GitHub is at an interesting inflection point. Before the acquisition, VCs stoked the growth by giving away bandwidth and storage. Now that GitHub is a Microsoft property, the same continues because MS has been on a ten-year mission to build goodwill in the developer community.
That may not last forever. The original GitHub people will gradually drift away once their vesting concludes. If overall growth stalls, Microsoft management may yet feel the temptation to start squeezing GitHub for cash.
I suspect they'll acquire NPM along the way too, to have a better lock-in in place.
> I suspect they'll acquire NPM along the way too, to have a better lock-in in place.
No matter if someone is going to acquire npm or not, npm registry is clearly degrading in value provided to users, while trying to earn a profit.
I recently started a project to do something about it, called Open-Registry (https://open-registry.dev).
Basically, it's a new package registry compatible with npm (proxy to the npm inc registry) that is 100% community funded and has a explicit governance that the community owns it.
Microsoft won't acquire npm for sure.
I highly doubt MS will ever squeeze GitHub for cash also. It's about integration and azure.
They have proved by now that they are not Oracle and they are doing the opposite of them.
- making development more open ( .net core vs Java)
- making tools more open ( eg. Sms vs MySQL, vscode, ...)
Both have clouds. Microsoft is adding/creating more free tools/services as their onboarding funnel. Development ease is their motivation.

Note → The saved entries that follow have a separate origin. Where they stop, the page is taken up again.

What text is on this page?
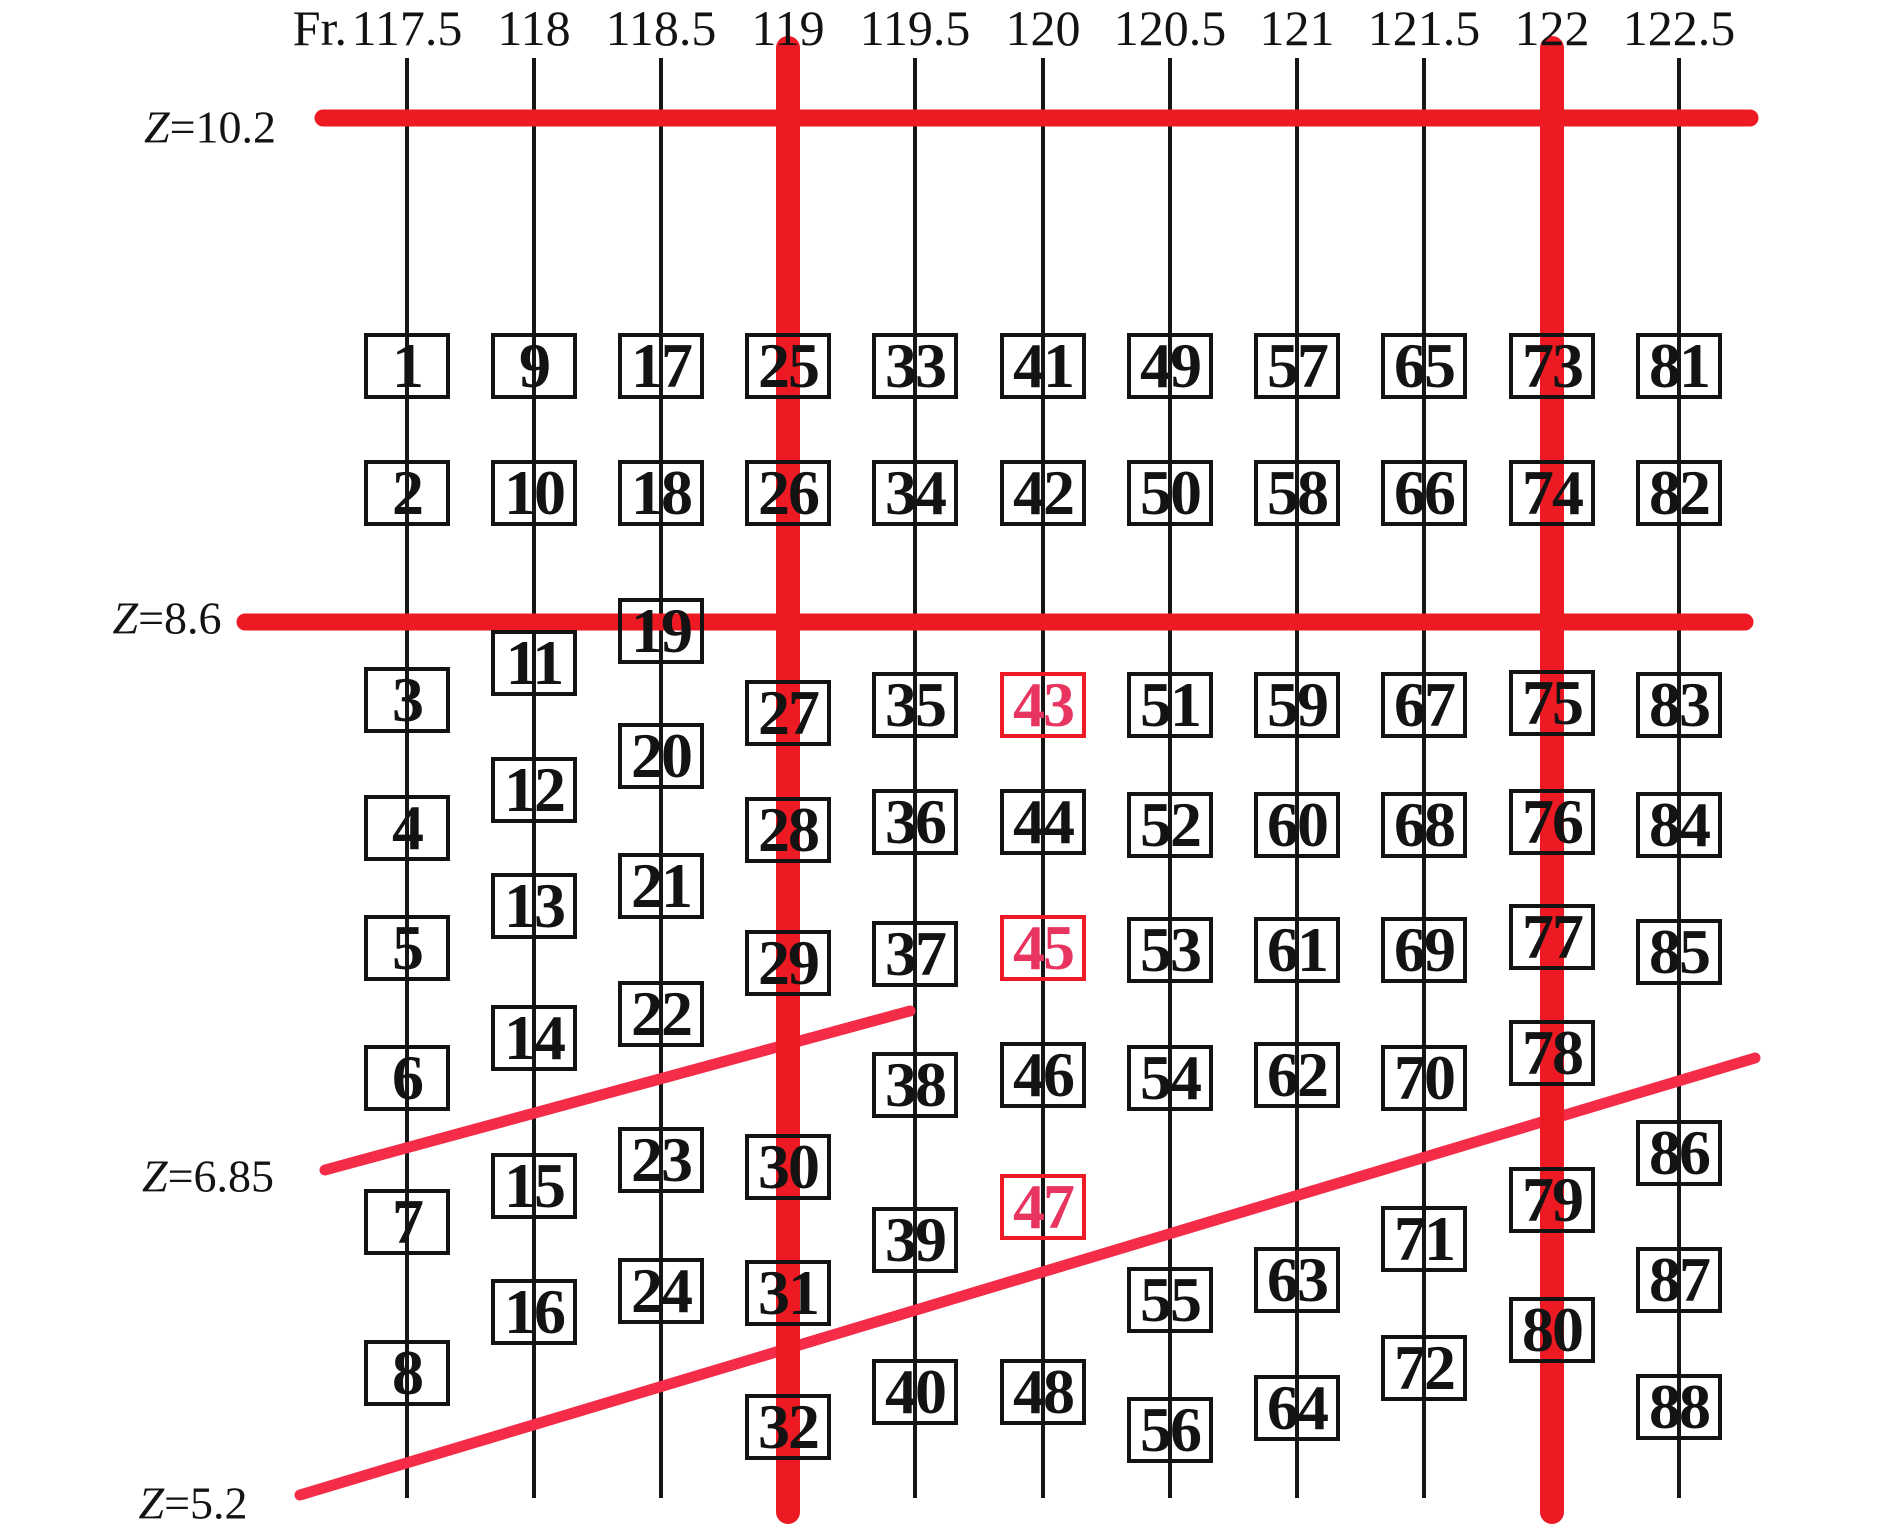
Fr. 117.5 118 118.5 119 119.5 120 120.5 121 121.5 122 122.5
1
2
3
4
5
6
7
8
9
10
11
12
13
14
15
16
17
18
19
20
21
22
23
24
25
26
27
28
29
30
31
32
33
34
35
36
37
38
39
40
41
42
43
44
45
46
47
48
49
50
51
52
53
54
55
56
57
58
59
60
61
62
63
64
65
66
67
68
69
70
71
72
73
74
75
76
77
78
79
80
81
82
83
84
85
86
87
88
Z=10.2
Z=8.6
Z=6.85
Z=5.2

Oracle buys popular things and starts licensing them. They try to force existing clients into their cloud ( MS makes it optional). Oracle's motivation is management influencing
Microsoft (like many companies before, and many companies in the future) change. The went from cool, to not cool, to cool again in the eyes of the developer hive-mind.
I don't think we can say for sure that Microsoft will forever act the way they are acting now, as in the end it's run by people and those people eventually become replaced with others.
Saying that a company has "proven" something and that means they will act a certain way forever seems unhealthy.
NPM could use some cleaning. It's a single point of failure without the governance, the worst of both worlds kind of thing.